Use of Medical Cannabis to Treat Traumatic Brain Injury

View details for Journal of Neurotrauma cover image“There is not a single pharmacological agent with demonstrated therapeutic efficacy for traumatic brain injury (TBI). With recent legalization efforts and the growing popularity of medical cannabis, patients with TBI will inevitably consider medical cannabis as a treatment option.

Preclinical TBI research suggests cannabinoids have neuroprotective and psychotherapeutic properties.

Our review identified a paucity of high-quality studies examining the beneficial and adverse effects of medical cannabis on traumatic brain injury, with only a single Phase III randomized control trial. However, observational studies demonstrate that TBI patients are using medical and recreational cannabis to treat their symptoms, highlighting inconsistencies between public policy, perception of potential efficacy, and the dearth of empirical evidence.
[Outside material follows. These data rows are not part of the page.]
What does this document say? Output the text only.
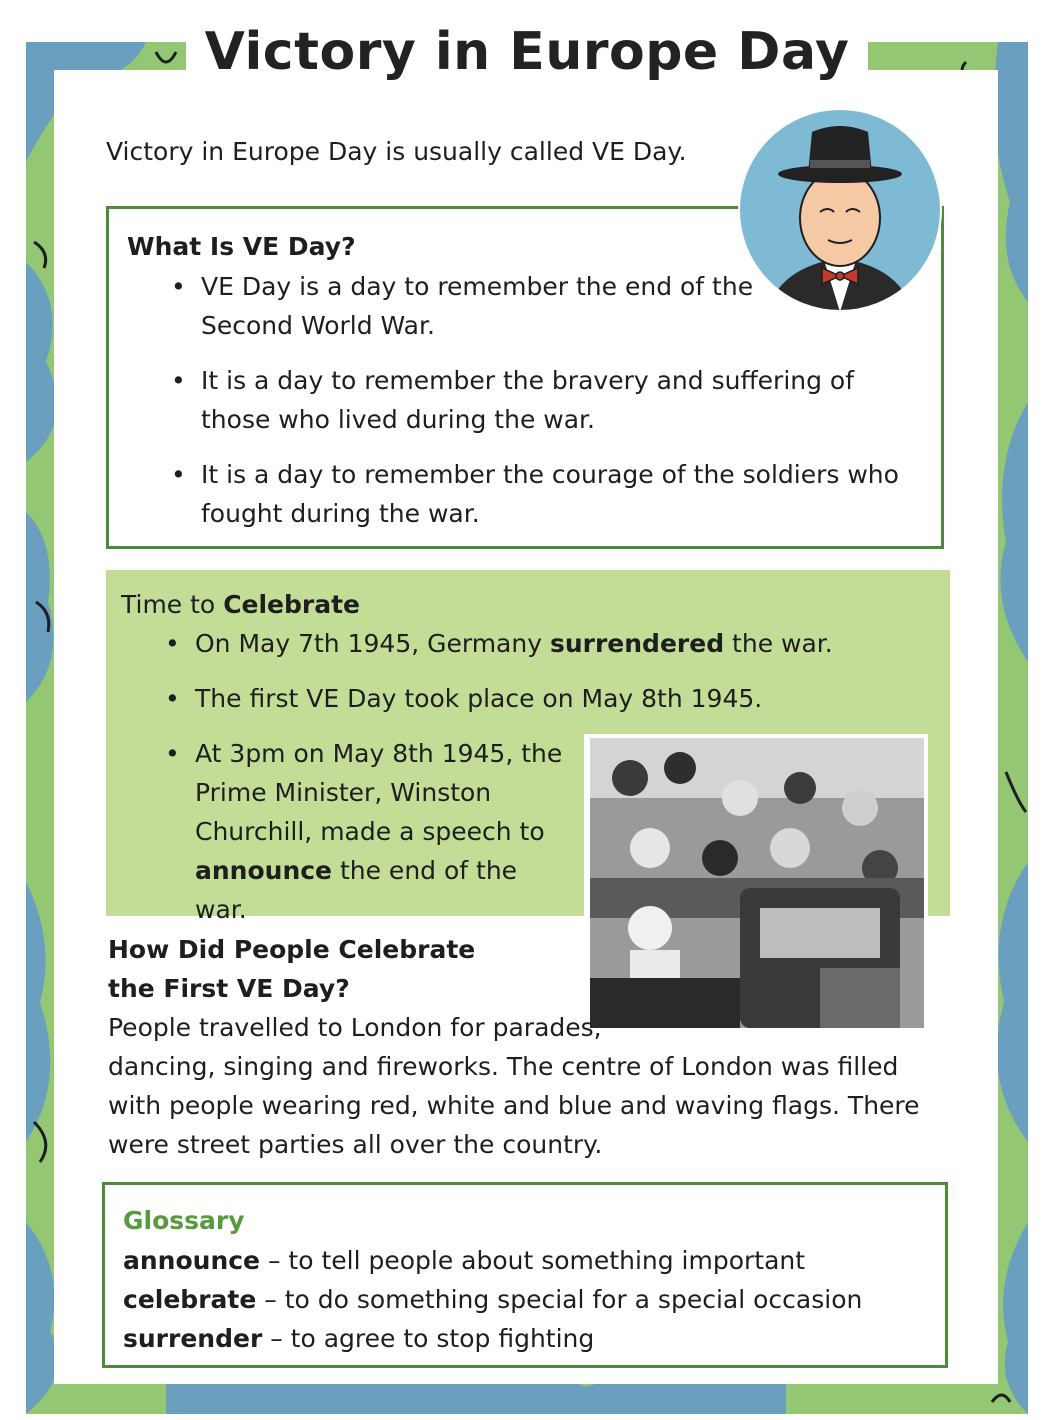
Victory in Europe Day
Victory in Europe Day is usually called VE Day.

What Is VE Day?

• VE Day is a day to remember the end of the Second World War.
• It is a day to remember the bravery and suffering of those who lived during the war.
• It is a day to remember the courage of the soldiers who fought during the war.

Time to Celebrate

• On May 7th 1945, Germany surrendered the war.
• The first VE Day took place on May 8th 1945.
• At 3pm on May 8th 1945, the Prime Minister, Winston Churchill, made a speech to announce the end of the war.

How Did People Celebrate the First VE Day?

People travelled to London for parades, dancing, singing and fireworks. The centre of London was filled with people wearing red, white and blue and waving flags. There were street parties all over the country.

Glossary

announce – to tell people about something important
celebrate – to do something special for a special occasion
surrender – to agree to stop fighting
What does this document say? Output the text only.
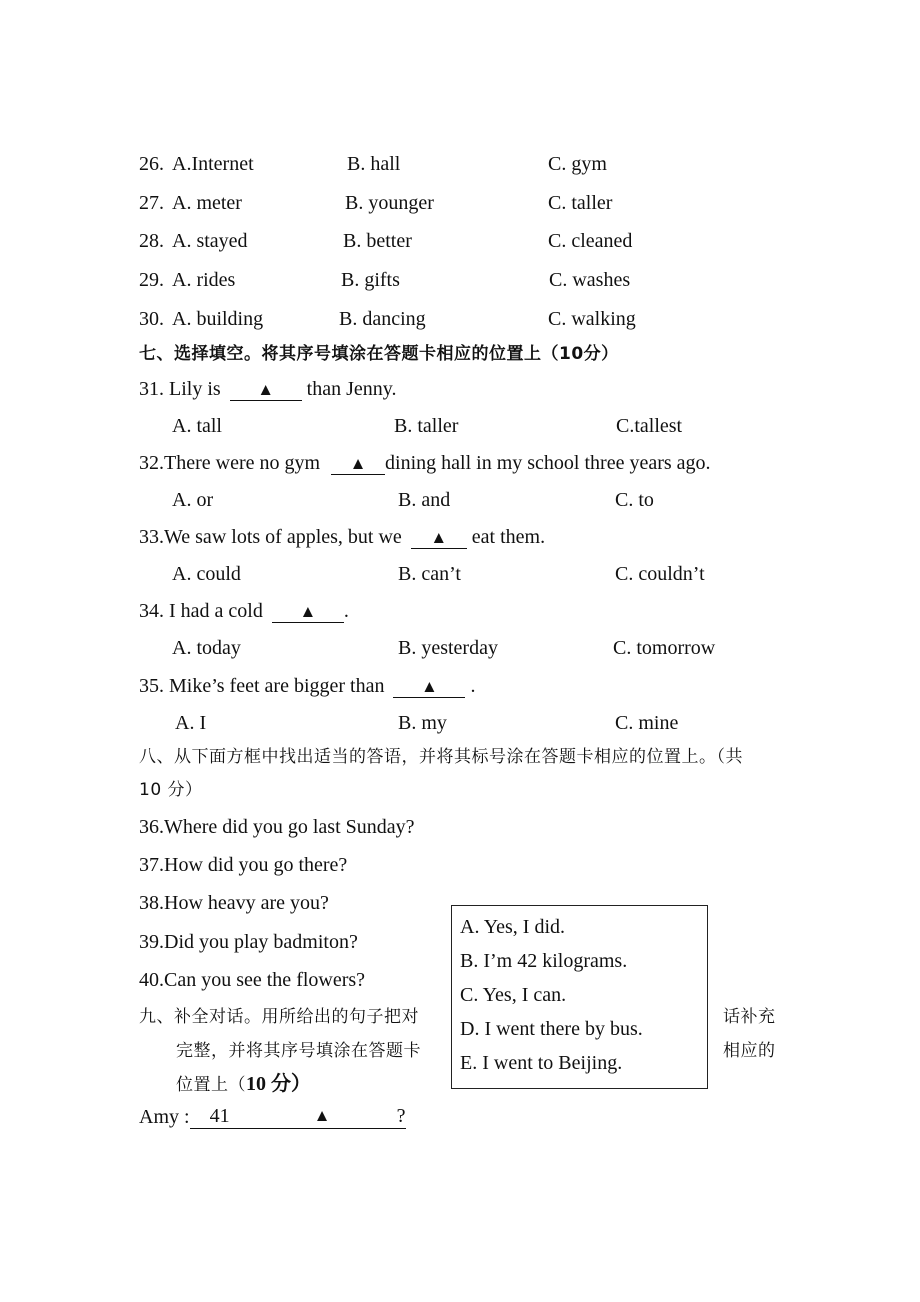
26. A.Internet	B. hall	C. gym
27. A. meter	B. younger	C. taller
28. A. stayed	B. better	C. cleaned
29. A. rides	B. gifts	C. washes
30. A. building	B. dancing	C. walking
七、选择填空。将其序号填涂在答题卡相应的位置上（10分）
31. Lily is ▲ than Jenny.
A. tall	B. taller	C.tallest
32.There were no gym ▲ dining hall in my school three years ago.
A. or	B. and	C. to
33.We saw lots of apples, but we ▲ eat them.
A. could	B. can’t	C. couldn’t
34. I had a cold ▲ .
A. today	B. yesterday	C. tomorrow
35. Mike’s feet are bigger than ▲ .
A. I	B. my	C. mine
八、从下面方框中找出适当的答语，并将其标号涂在答题卡相应的位置上。（共
10 分）
36.Where did you go last Sunday?
37.How did you go there?
38.How heavy are you?
39.Did you play badmiton?
40.Can you see the flowers?
A. Yes, I did.
B. I’m 42 kilograms.
C. Yes, I can.
D. I went there by bus.
E. I went to Beijing.
九、补全对话。用所给出的句子把对	话补充
完整，并将其序号填涂在答题卡	相应的
位置上（10 分）
Amy : 41	▲	?
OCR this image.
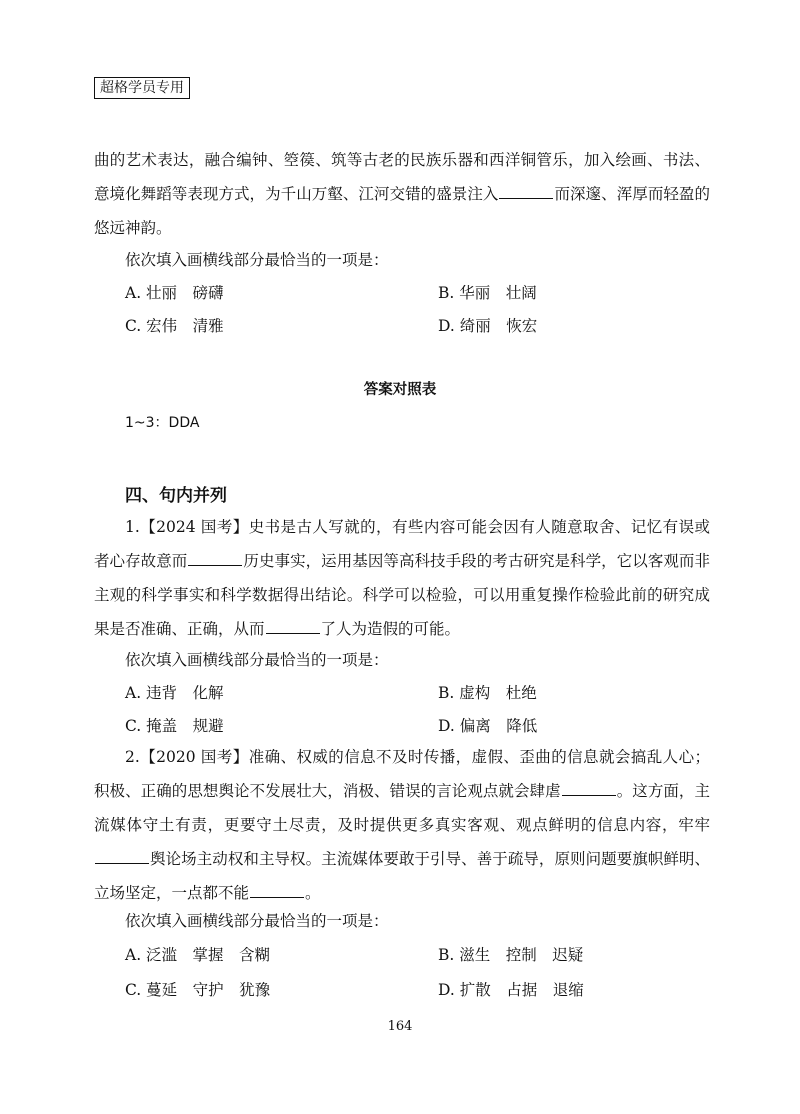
超格学员专用

曲的艺术表达，融合编钟、箜篌、筑等古老的民族乐器和西洋铜管乐，加入绘画、书法、意境化舞蹈等表现方式，为千山万壑、江河交错的盛景注入	而深邃、浑厚而轻盈的悠远神韵。

依次填入画横线部分最恰当的一项是：
A. 壮丽　磅礴	B. 华丽　壮阔
C. 宏伟　清雅	D. 绮丽　恢宏
答案对照表
1~3：DDA
四、句内并列

1.【2024 国考】史书是古人写就的，有些内容可能会因有人随意取舍、记忆有误或者心存故意而	历史事实，运用基因等高科技手段的考古研究是科学，它以客观而非主观的科学事实和科学数据得出结论。科学可以检验，可以用重复操作检验此前的研究成果是否准确、正确，从而	了人为造假的可能。

依次填入画横线部分最恰当的一项是：
A. 违背　化解	B. 虚构　杜绝
C. 掩盖　规避	D. 偏离　降低

2.【2020 国考】准确、权威的信息不及时传播，虚假、歪曲的信息就会搞乱人心；积极、正确的思想舆论不发展壮大，消极、错误的言论观点就会肆虐	。这方面，主流媒体守土有责，更要守土尽责，及时提供更多真实客观、观点鲜明的信息内容，牢牢舆论场主动权和主导权。主流媒体要敢于引导、善于疏导，原则问题要旗帜鲜明、立场坚定，一点都不能	。

依次填入画横线部分最恰当的一项是：
A. 泛滥　掌握　含糊	B. 滋生　控制　迟疑
C. 蔓延　守护　犹豫	D. 扩散　占据　退缩
164
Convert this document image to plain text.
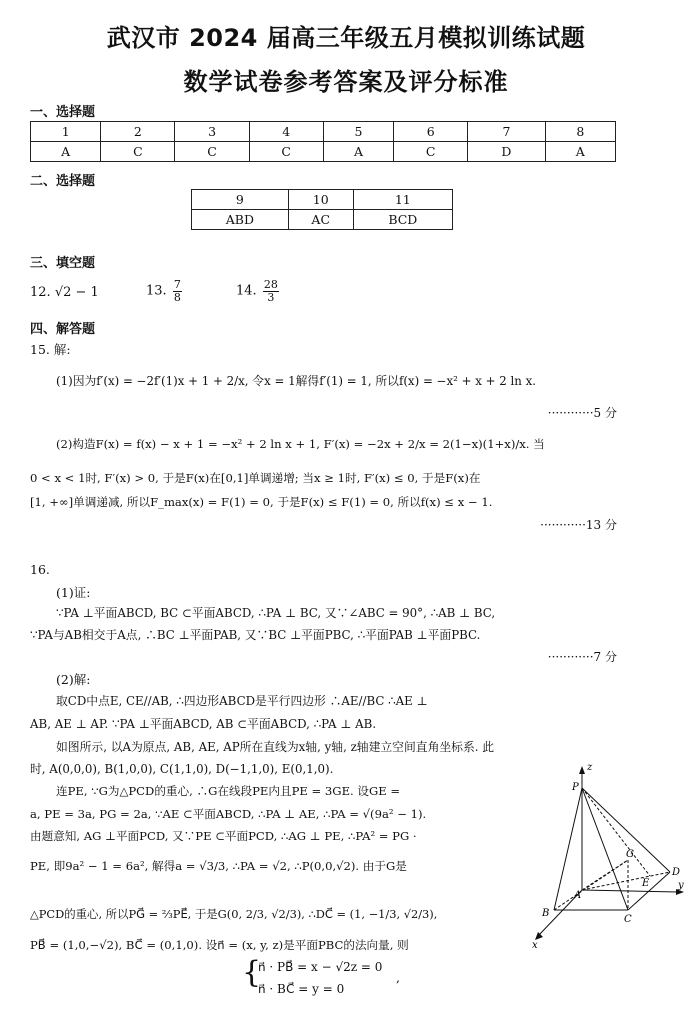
武汉市 2024 届高三年级五月模拟训练试题
数学试卷参考答案及评分标准
一、选择题
1	2	3	4	5	6	7	8
A	C	C	C	A	C	D	A
二、选择题
9	10	11
ABD	AC	BCD
三、填空题
12. √2 − 1	13. $\frac{7}{8}$	14. $\frac{28}{3}$
四、解答题
15. 解:
(1)因为f′(x) = −2f′(1)x + 1 + 2/x, 令x = 1解得f′(1) = 1, 所以f(x) = −x² + x + 2 ln x.
············5 分
(2)构造F(x) = f(x) − x + 1 = −x² + 2 ln x + 1, F′(x) = −2x + 2/x = 2(1−x)(1+x)/x. 当
0 < x < 1时, F′(x) > 0, 于是F(x)在[0,1]单调递增; 当x ≥ 1时, F′(x) ≤ 0, 于是F(x)在
[1, +∞]单调递减, 所以F_max(x) = F(1) = 0, 于是F(x) ≤ F(1) = 0, 所以f(x) ≤ x − 1.
············13 分
16.
(1)证:
∵PA ⊥平面ABCD, BC ⊂平面ABCD, ∴PA ⊥ BC, 又∵∠ABC = 90°, ∴AB ⊥ BC,
∵PA与AB相交于A点, ∴BC ⊥平面PAB, 又∵BC ⊥平面PBC, ∴平面PAB ⊥平面PBC.
············7 分
(2)解:
取CD中点E, CE//AB, ∴四边形ABCD是平行四边形 ∴AE//BC ∴AE ⊥
AB, AE ⊥ AP. ∵PA ⊥平面ABCD, AB ⊂平面ABCD, ∴PA ⊥ AB.
如图所示, 以A为原点, AB, AE, AP所在直线为x轴, y轴, z轴建立空间直角坐标系. 此
时, A(0,0,0), B(1,0,0), C(1,1,0), D(−1,1,0), E(0,1,0).
连PE, ∵G为△PCD的重心, ∴G在线段PE内且PE = 3GE. 设GE =
a, PE = 3a, PG = 2a, ∵AE ⊂平面ABCD, ∴PA ⊥ AE, ∴PA = √(9a² − 1).
由题意知, AG ⊥平面PCD, 又∵PE ⊂平面PCD, ∴AG ⊥ PE, ∴PA² = PG ·
PE, 即9a² − 1 = 6a², 解得a = √3/3, ∴PA = √2, ∴P(0,0,√2). 由于G是
△PCD的重心, 所以PG⃗ = ⅔PE⃗, 于是G(0, 2/3, √2/3), ∴DC⃗ = (1, −1/3, √2/3),
PB⃗ = (1,0,−√2), BC⃗ = (0,1,0). 设n⃗ = (x, y, z)是平面PBC的法向量, 则
{
n⃗ · PB⃗ = x − √2z = 0
n⃗ · BC⃗ = y = 0
,
z
P
G
A
E
D
B
C
y
x
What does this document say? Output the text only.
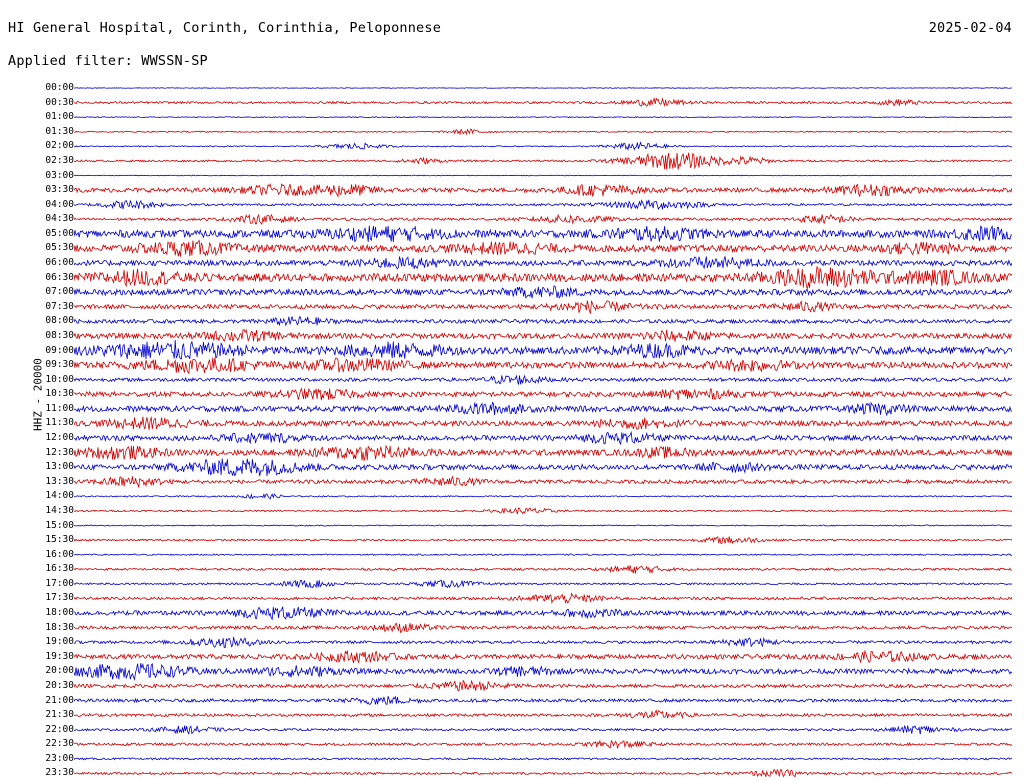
HI General Hospital, Corinth, Corinthia, Peloponnese	2025-02-04
Applied filter: WWSSN-SP
HHZ - 20000
00:00
00:30
01:00
01:30
02:00
02:30
03:00
03:30
04:00
04:30
05:00
05:30
06:00
06:30
07:00
07:30
08:00
08:30
09:00
09:30
10:00
10:30
11:00
11:30
12:00
12:30
13:00
13:30
14:00
14:30
15:00
15:30
16:00
16:30
17:00
17:30
18:00
18:30
19:00
19:30
20:00
20:30
21:00
21:30
22:00
22:30
23:00
23:30
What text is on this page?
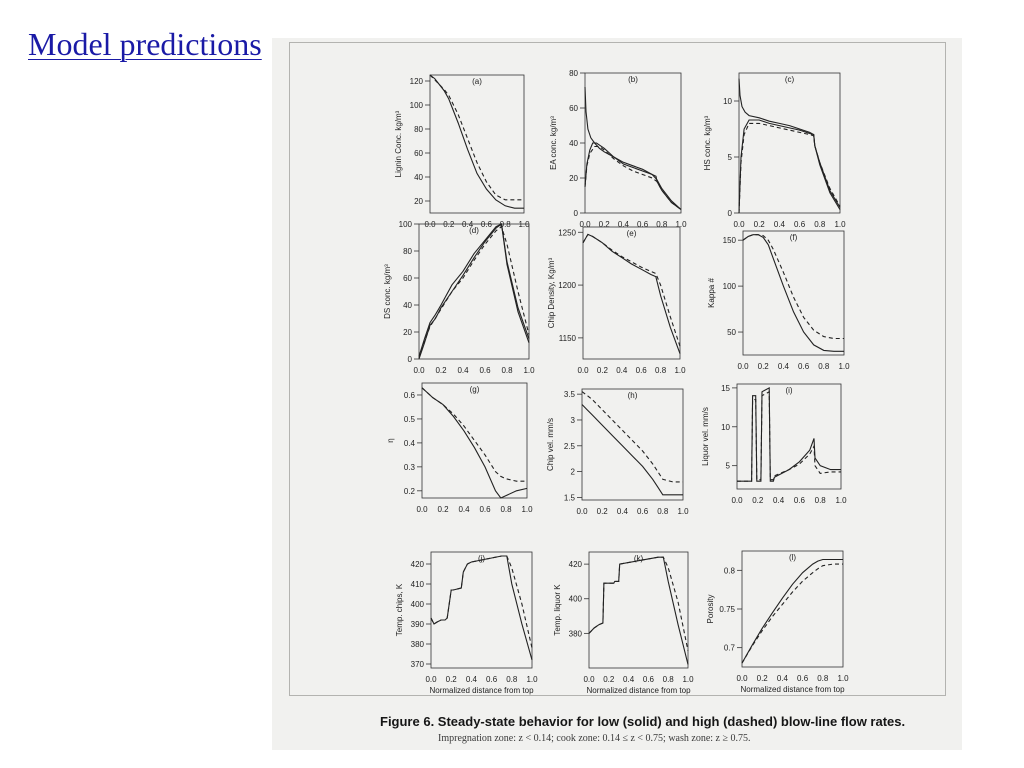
Model predictions
(a)
20
40
60
80
100
120
0.0 0.2 0.4 0.6 0.8 1.0
Lignin Conc. kg/m³
(b)
0
20
40
60
80
0.0 0.2 0.4 0.6 0.8 1.0
EA conc. kg/m³
(c)
0
5
10
0.0 0.2 0.4 0.6 0.8 1.0
HS conc. kg/m³
(d)
0
20
40
60
80
100
0.0 0.2 0.4 0.6 0.8 1.0
DS conc. kg/m³
(e)
1150
1200
1250
0.0 0.2 0.4 0.6 0.8 1.0
Chip Density, Kg/m³
(f)
50
100
150
0.0 0.2 0.4 0.6 0.8 1.0
Kappa #
(g)
0.2
0.3
0.4
0.5
0.6
0.0 0.2 0.4 0.6 0.8 1.0
η
(h)
1.5
2
2.5
3
3.5
0.0 0.2 0.4 0.6 0.8 1.0
Chip vel. mm/s
(i)
5
10
15
0.0 0.2 0.4 0.6 0.8 1.0
Liquor vel. mm/s
(j)
370
380
390
400
410
420
0.0 0.2 0.4 0.6 0.8 1.0
Temp. chips, K
Normalized distance from top
(k)
380
400
420
0.0 0.2 0.4 0.6 0.8 1.0
Temp. liquor K
Normalized distance from top
(l)
0.7
0.75
0.8
0.0 0.2 0.4 0.6 0.8 1.0
Porosity
Normalized distance from top
Figure 6. Steady-state behavior for low (solid) and high (dashed) blow-line flow rates.
Impregnation zone: z < 0.14; cook zone: 0.14 ≤ z < 0.75; wash zone: z ≥ 0.75.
We conclude that randomized controlled trials and prospective studies with appropriate control groups are necessary to fully understand the efficacy and potential adverse effects of medical cannabis for TBI.”

https://pubmed.ncbi.nlm.nih.gov/33256496/

https://www.liebertpub.com/doi/10.1089/neu.2020.7148

Investigating the cumulative effects of Δ9-tetrahydrocannabinol and repetitive mild traumatic brain injury on adolescent rats

 Issue Cover“The prevalence of mild traumatic brain injury is highest amongst the adolescent population and can lead to complications including neuroinflammation and excitotoxicity.

Δ9-Tetrahydrocannabinol, the main psychoactive component of cannabis, is known to have anti-inflammatory properties and serves as a neuroprotective agent against excitotoxicity.

Thus, we investigated the effects of Δ9-tetrahydrocannabinol on recovery when administered either prior to or following repeated mild brain injuries.

We hypothesized that, in both experiments, Δ9-tetrahydrocannabinol administration would provide neuroprotection against mild injury outcomes and confer therapeutic benefit.

Δ9-Tetrahydrocannabinol administration following repeated mild traumatic brain injury was beneficial to three of the six behavioural outcomes affected by injury (reducing anxiety and depressive-like behaviours while also mitigating injury-induced deficits in short-term working memory). Δ9-Tetrahydrocannabinol administration following injury also showed beneficial effects on the expression of Cnr1Comt and Vegf-2R in the hippocampus, nucleus accumbens and prefrontal cortex.

There were no notable benefits of Δ9-tetrahydrocannabinol when administered prior to injury, suggesting that Δ9-tetrahydrocannabinol may have potential therapeutic benefit on post-concussive symptomology when administered post-injury, but not pre-injury.”

https://pubmed.ncbi.nlm.nih.gov/32954298/

 “Overall, this study suggests that THC has potential therapeutic efficacy for the treatment of RmTBI-induced symptomology but requires additional examination.”